Original, also von Joseph Hellmer selbst, ist an dieser Laute nur noch die Muschel aus hellen und dunklen Eibenspänen. Das ist aber nur musikhistorisch von Belang. Denn Nico von der Waals restaurierte dieses 1601 in Füssen gebaute Instrument so fachmännisch, dass der Klang wieder jenem aus der Entstehungszeit gleich kommt.
Durch Renaissance und Frühbarock
Und so tönte die Laute im Rahmen des Festivals „Vielsaitig“ unter Sigrun Richters virtuosen Händen wie vor gut 400 Jahren und führte die Zuhörer auf eine Zeitreise durch Renaissance und Frühbarock. Der Kaisersaal des Füssener Barockklosters St. Mang bot dazu akustisch und optisch die ideale Kulisse. Richter wählte Werke italienischer Komponisten aus Städten, die mit Füssen in Verbindung standen. Gab es doch damals einen regen Austausch zwischen den Füssener Lautenbauern und ihren Abnehmern in Norditalien.
Harmonie in Kriegszeiten
Namen wie Emilio Cavalieri oder Lorenzino Trecetti sagen uns nichts mehr. Ihre Musik allerdings spricht noch heute zu uns. Birgt sie doch die Ruhe (in den langsamen Sätzen) und Spielfreude (in den munteren) einer vergangenen Epoche. Die Musik dieser Zeit war wohl auch deshalb so heil und harmonisch, weil die Menschen als Kontrast zu Krieg und Bedrohung ihrer Harmonie und Ordnung bedurften. Wir erlebten, wie die Musik damals innerhalb eines Jahrhunderts förmlich explodierte. Von noch mittelalterlich-kargen Anfängen, den Tonumfang des 15-saitigen Instruments kaum nutzend, bis zu barock volltönenden Klangfesten, auf sonoren Tiefen der Laute aufbauend. Von musikantischen Tänzen bis zur polyfon verschlungenen Kunstfertigkeit eines Girolamo Kapsberger war alles dabei, was jene Epoche zu bieten hat. Überschwang und Einkehr.
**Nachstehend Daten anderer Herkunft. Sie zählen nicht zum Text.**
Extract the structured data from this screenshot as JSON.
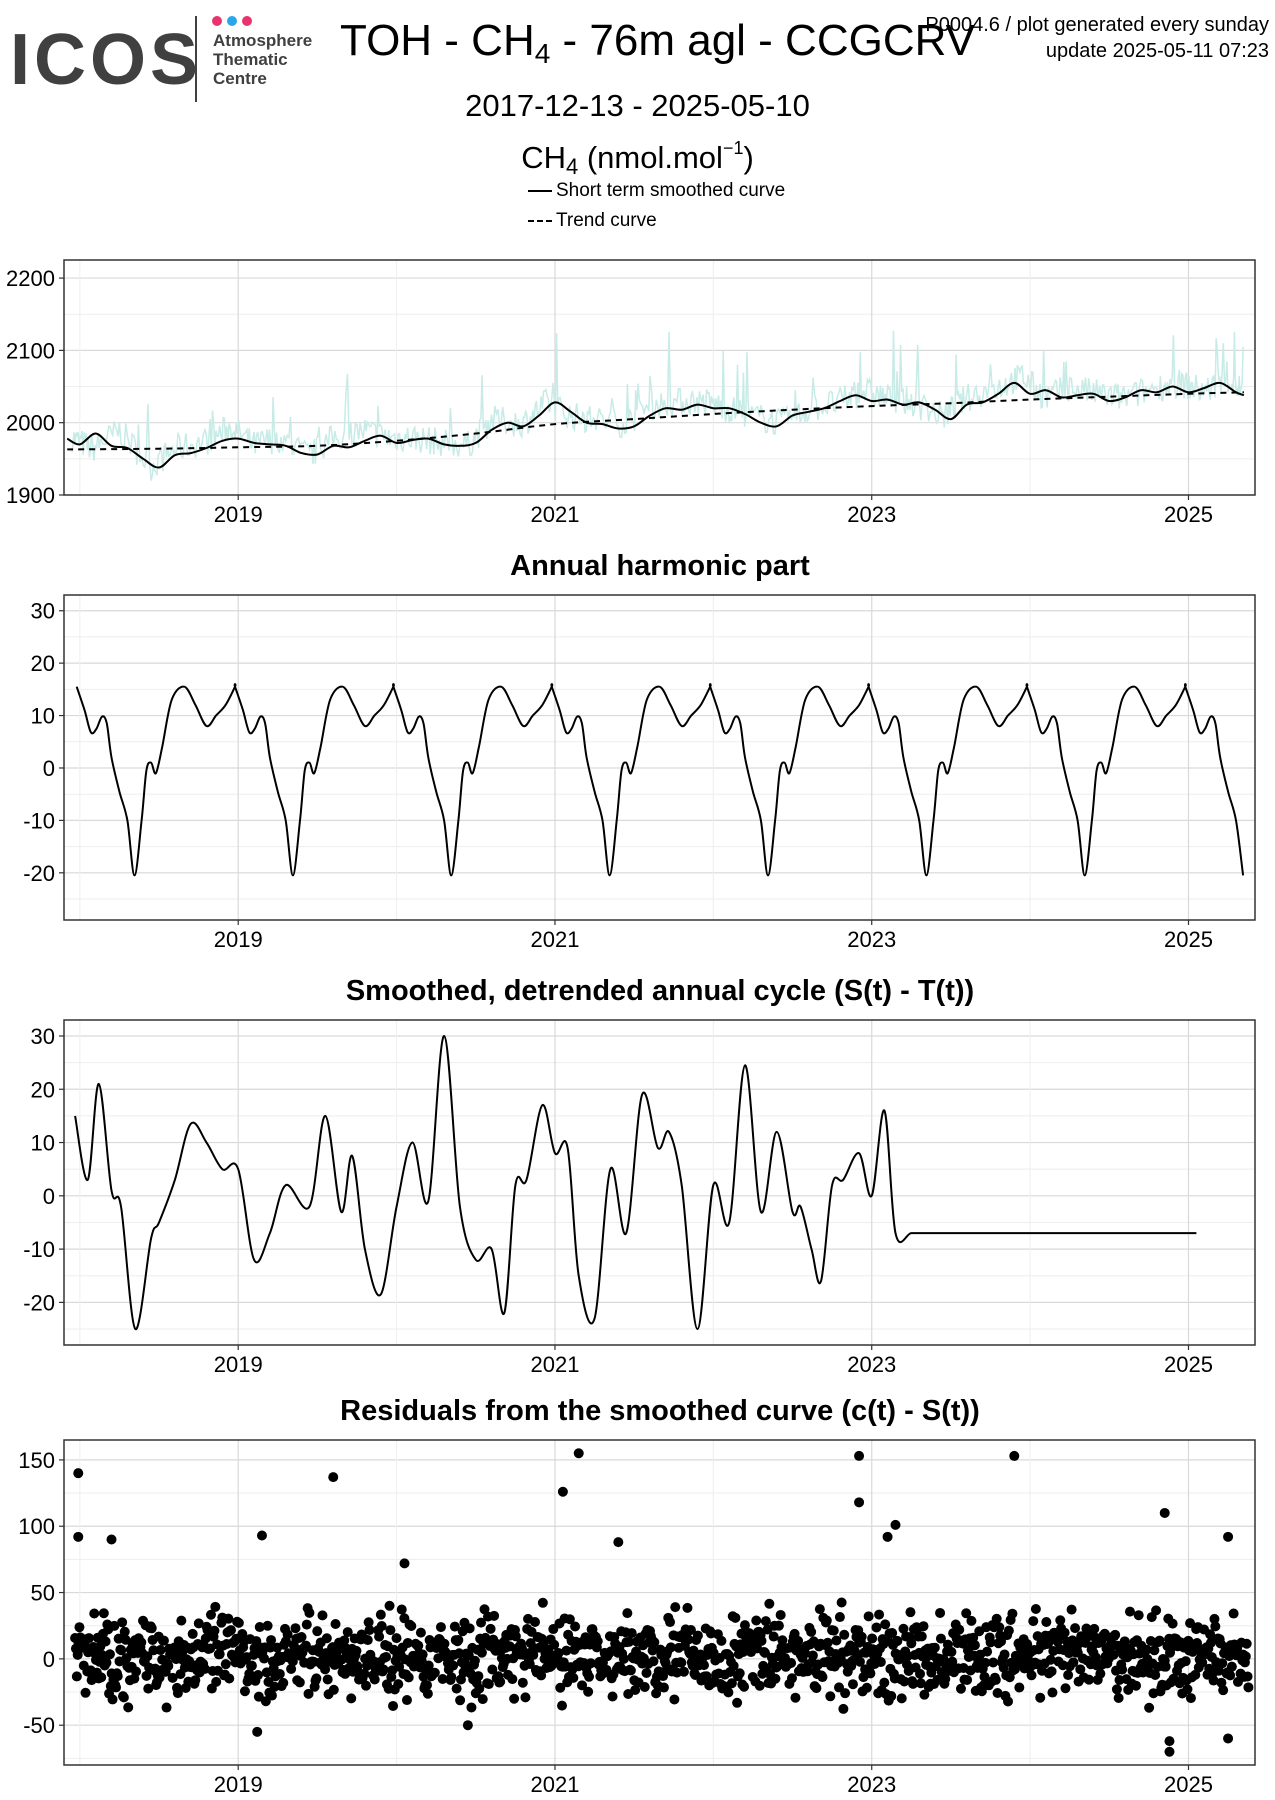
{
  "header": {
    "logo_text": "ICOS",
    "logo_subtitle": [
      "Atmosphere",
      "Thematic",
      "Centre"
    ],
    "title_prefix": "TOH - CH",
    "title_sub": "4",
    "title_suffix": " - 76m agl - CCGCRV",
    "meta_line1": "P0004.6 / plot generated every sunday",
    "meta_line2": "update  2025-05-11 07:23",
    "date_range": "2017-12-13 - 2025-05-10",
    "unit_prefix": "CH",
    "unit_sub": "4",
    "unit_mid": " (nmol.mol",
    "unit_sup": "−1",
    "unit_suffix": ")",
    "legend": [
      "Short term smoothed curve",
      "Trend curve"
    ]
  },
  "colors": {
    "logo_text": "#404040",
    "logo_dots": [
      "#e8336d",
      "#2ba6e8",
      "#e8336d"
    ],
    "raw_series": "#c7ebe6",
    "line": "#000000",
    "grid_major": "#d9d9d9",
    "grid_minor": "#eeeeee",
    "panel_border": "#333333"
  },
  "chart_data": [
    {
      "type": "line",
      "title": "",
      "ylabel": "",
      "xlim": [
        2017.9,
        2025.42
      ],
      "ylim": [
        1900,
        2225
      ],
      "yticks": [
        1900,
        2000,
        2100,
        2200
      ],
      "xticks": [
        2019,
        2021,
        2023,
        2025
      ],
      "grid": true,
      "series": [
        {
          "name": "",
          "style": "raw",
          "x": [
            2017.95,
            2018.08,
            2018.25,
            2018.45,
            2018.6,
            2018.8,
            2018.95,
            2019.1,
            2019.25,
            2019.45,
            2019.6,
            2019.8,
            2019.95,
            2020.1,
            2020.25,
            2020.45,
            2020.6,
            2020.8,
            2020.95,
            2021.1,
            2021.25,
            2021.45,
            2021.6,
            2021.8,
            2021.95,
            2022.1,
            2022.25,
            2022.45,
            2022.6,
            2022.8,
            2022.95,
            2023.1,
            2023.25,
            2023.45,
            2023.6,
            2023.8,
            2023.95,
            2024.1,
            2024.25,
            2024.45,
            2024.6,
            2024.8,
            2024.95,
            2025.1,
            2025.25,
            2025.35
          ],
          "y": [
            1975,
            1960,
            1985,
            1935,
            1960,
            1970,
            1990,
            1965,
            1975,
            1950,
            1975,
            1985,
            1975,
            1975,
            1970,
            1965,
            2000,
            1995,
            2025,
            2005,
            2000,
            1995,
            2020,
            2025,
            2025,
            2015,
            2005,
            1995,
            2015,
            2025,
            2040,
            2030,
            2025,
            2005,
            2030,
            2045,
            2060,
            2030,
            2045,
            2035,
            2030,
            2045,
            2050,
            2040,
            2055,
            2040
          ]
        },
        {
          "name": "Short term smoothed curve",
          "style": "solid",
          "x": [
            2017.92,
            2018.0,
            2018.1,
            2018.2,
            2018.3,
            2018.4,
            2018.5,
            2018.6,
            2018.7,
            2018.8,
            2018.9,
            2019.0,
            2019.1,
            2019.2,
            2019.3,
            2019.4,
            2019.5,
            2019.6,
            2019.7,
            2019.8,
            2019.9,
            2020.0,
            2020.1,
            2020.2,
            2020.3,
            2020.4,
            2020.5,
            2020.6,
            2020.7,
            2020.8,
            2020.9,
            2021.0,
            2021.1,
            2021.2,
            2021.3,
            2021.4,
            2021.5,
            2021.6,
            2021.7,
            2021.8,
            2021.9,
            2022.0,
            2022.1,
            2022.2,
            2022.3,
            2022.4,
            2022.5,
            2022.6,
            2022.7,
            2022.8,
            2022.9,
            2023.0,
            2023.1,
            2023.2,
            2023.3,
            2023.4,
            2023.5,
            2023.6,
            2023.7,
            2023.8,
            2023.9,
            2024.0,
            2024.1,
            2024.2,
            2024.3,
            2024.4,
            2024.5,
            2024.6,
            2024.7,
            2024.8,
            2024.9,
            2025.0,
            2025.1,
            2025.2,
            2025.3,
            2025.35
          ],
          "y": [
            1978,
            1970,
            1985,
            1968,
            1965,
            1950,
            1938,
            1955,
            1958,
            1965,
            1975,
            1978,
            1972,
            1970,
            1968,
            1958,
            1956,
            1968,
            1966,
            1975,
            1982,
            1972,
            1976,
            1978,
            1970,
            1968,
            1972,
            1990,
            2000,
            1995,
            2010,
            2028,
            2015,
            2000,
            1998,
            1992,
            1995,
            2010,
            2020,
            2018,
            2025,
            2020,
            2020,
            2012,
            2000,
            1995,
            2010,
            2015,
            2020,
            2030,
            2038,
            2030,
            2032,
            2025,
            2028,
            2018,
            2005,
            2025,
            2028,
            2040,
            2055,
            2040,
            2045,
            2035,
            2038,
            2040,
            2030,
            2035,
            2045,
            2042,
            2050,
            2042,
            2048,
            2055,
            2042,
            2038
          ]
        },
        {
          "name": "Trend curve",
          "style": "dashed",
          "x": [
            2017.92,
            2018.5,
            2019.0,
            2019.5,
            2020.0,
            2020.5,
            2021.0,
            2021.5,
            2022.0,
            2022.5,
            2023.0,
            2023.5,
            2024.0,
            2024.5,
            2025.0,
            2025.35
          ],
          "y": [
            1963,
            1964,
            1966,
            1968,
            1975,
            1985,
            1998,
            2005,
            2012,
            2018,
            2023,
            2027,
            2032,
            2036,
            2040,
            2042
          ]
        }
      ]
    },
    {
      "type": "line",
      "title": "Annual harmonic part",
      "xlim": [
        2017.9,
        2025.42
      ],
      "ylim": [
        -29,
        33
      ],
      "yticks": [
        -20,
        -10,
        0,
        10,
        20,
        30
      ],
      "xticks": [
        2019,
        2021,
        2023,
        2025
      ],
      "grid": true,
      "series": [
        {
          "name": "",
          "x": [
            0.0,
            0.05,
            0.09,
            0.125,
            0.16,
            0.19,
            0.22,
            0.27,
            0.32,
            0.365,
            0.41,
            0.44,
            0.47,
            0.5,
            0.54,
            0.6,
            0.68,
            0.75,
            0.82,
            0.88,
            0.94,
            1.0
          ],
          "y": [
            15.5,
            11,
            6.8,
            7.5,
            9.8,
            8.5,
            2,
            -4.5,
            -10,
            -20.5,
            -10,
            -0.5,
            1,
            -1,
            4,
            13,
            15.5,
            12,
            8,
            10,
            12,
            15.5
          ]
        }
      ]
    },
    {
      "type": "line",
      "title": "Smoothed, detrended annual cycle (S(t) - T(t))",
      "xlim": [
        2017.9,
        2025.42
      ],
      "ylim": [
        -28,
        33
      ],
      "yticks": [
        -20,
        -10,
        0,
        10,
        20,
        30
      ],
      "xticks": [
        2019,
        2021,
        2023,
        2025
      ],
      "grid": true,
      "series": [
        {
          "name": "",
          "x": [
            2017.97,
            2018.05,
            2018.12,
            2018.2,
            2018.26,
            2018.35,
            2018.45,
            2018.5,
            2018.6,
            2018.7,
            2018.8,
            2018.9,
            2019.0,
            2019.1,
            2019.2,
            2019.3,
            2019.45,
            2019.55,
            2019.65,
            2019.72,
            2019.8,
            2019.9,
            2020.0,
            2020.1,
            2020.2,
            2020.3,
            2020.4,
            2020.5,
            2020.6,
            2020.68,
            2020.75,
            2020.82,
            2020.92,
            2021.0,
            2021.08,
            2021.15,
            2021.25,
            2021.35,
            2021.45,
            2021.55,
            2021.65,
            2021.72,
            2021.8,
            2021.9,
            2022.0,
            2022.1,
            2022.2,
            2022.3,
            2022.4,
            2022.5,
            2022.55,
            2022.62,
            2022.68,
            2022.75,
            2022.82,
            2022.92,
            2023.0,
            2023.08,
            2023.15,
            2023.25,
            2023.35,
            2023.45,
            2023.52,
            2023.6,
            2023.7,
            2023.8,
            2023.88,
            2023.95,
            2024.02,
            2024.08,
            2024.15,
            2024.22,
            2024.3,
            2024.38,
            2024.45,
            2024.5,
            2024.58,
            2024.68,
            2024.78,
            2024.88,
            2024.98,
            2025.05,
            2025.12,
            2025.2,
            2025.28,
            2025.35
          ],
          "y": [
            15,
            3,
            21,
            1,
            -2,
            -25,
            -8,
            -5,
            3,
            13.5,
            10,
            5,
            5,
            -12,
            -7,
            2,
            -2,
            15,
            -3,
            7.5,
            -10,
            -18.5,
            -2,
            10,
            -1,
            30,
            -2,
            -12,
            -10,
            -22,
            2,
            3,
            17,
            8,
            9,
            -15,
            -23,
            5,
            -7,
            19,
            9,
            12,
            2,
            -25,
            2,
            -5,
            24.5,
            -3,
            12,
            -3,
            -2,
            -10,
            -16,
            2,
            3,
            8,
            0,
            16,
            -7,
            -7,
            -7,
            -7,
            -7,
            -7,
            -7,
            -7,
            -7,
            -7,
            -7,
            -7,
            -7,
            -7,
            -7,
            -7,
            -7,
            -7,
            -7,
            -7,
            -7,
            -7,
            -7,
            -7,
            -7,
            -7,
            -7,
            -7
          ]
        }
      ]
    },
    {
      "type": "scatter",
      "title": "Residuals from the smoothed curve (c(t) - S(t))",
      "xlim": [
        2017.9,
        2025.42
      ],
      "ylim": [
        -80,
        165
      ],
      "yticks": [
        -50,
        0,
        50,
        100,
        150
      ],
      "xticks": [
        2019,
        2021,
        2023,
        2025
      ],
      "grid": true,
      "outliers": {
        "x": [
          2017.99,
          2017.99,
          2018.2,
          2019.15,
          2019.6,
          2021.05,
          2021.15,
          2021.4,
          2022.92,
          2022.92,
          2023.1,
          2023.15,
          2023.9,
          2024.85,
          2025.25,
          2025.25,
          2024.88,
          2024.88,
          2019.12,
          2020.05,
          2020.45
        ],
        "y": [
          140,
          92,
          90,
          93,
          137,
          126,
          155,
          88,
          153,
          118,
          92,
          101,
          153,
          110,
          92,
          -60,
          -70,
          -62,
          -55,
          72,
          -50
        ]
      },
      "scatter_note": "dense daily residuals, roughly between -40 and +60"
    }
  ]
}
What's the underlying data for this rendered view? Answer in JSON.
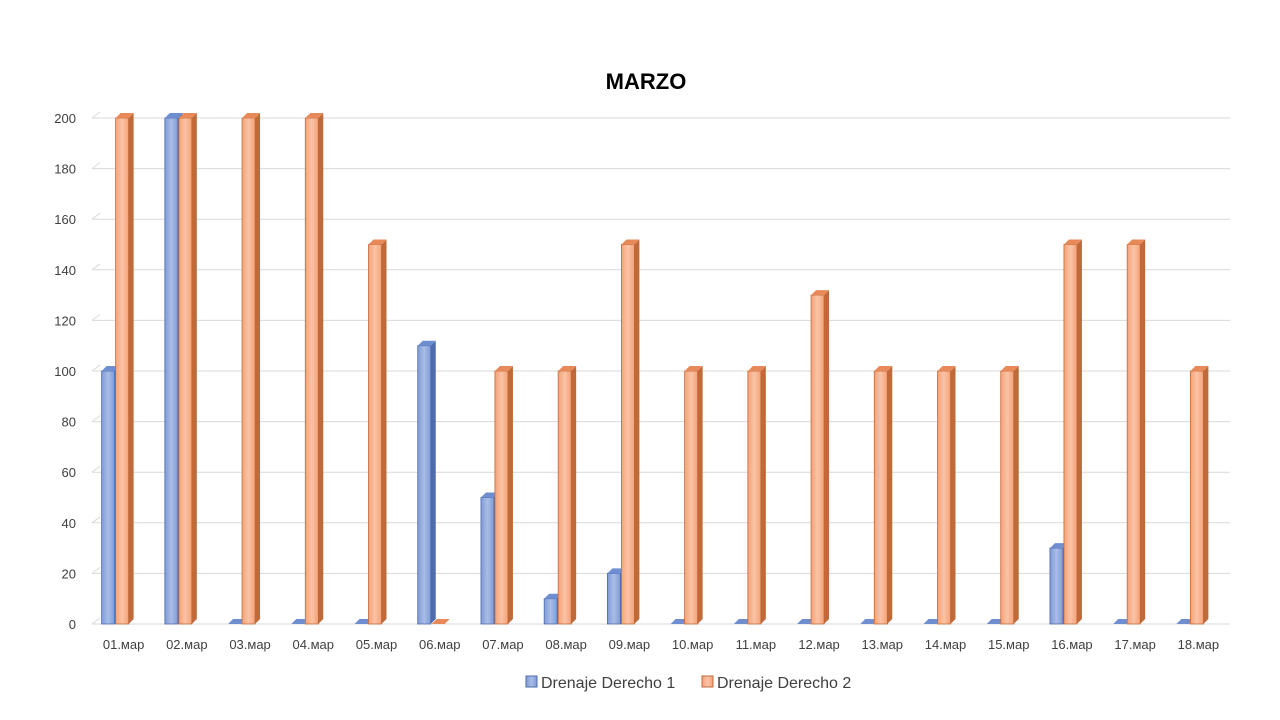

Einen Namen aus diesem Programm kennt jeder: Komponist Vincenzo Galilei war der Vater des berühmten Galileo. Hochinteressant, in welchen geradezu romantischen Sätzen Vincenzo über die Natur schwärmt. Ihre Kraft und Schönheit versuchte er in Klängen auszudrücken. Hier entdeckt jemand lustvoll die Welt. Renaissance pur.
Bewegendes Zeitzeugnis
Ein bewegendes Zeitzeugnis war auch das letzte Stück des Programmes. Seine Battaglia (Schlachtenerzählung) führte Pierre Gaultier, nach dem Wogen der Heere, nicht, wie damals üblich, zu einem triumphalen Ende („The winner takes it all“). Nachdenklich, ja beinah chaotisch verklingt diese Komposition. Eines der ersten Anti-Kriegs-Stücke unserer Kultur. Mit einer speziellen Tabulatur-Notation werden dem Spieler die verschiedenen Klangfarben bis hin zu Geräuschen vermittelt.
Mit „Dowlands Midnight“ als Zugabe endete diese faszinierende Reise durch eine längst vergangene, in ihren Klängen immer noch lebendige Epoche.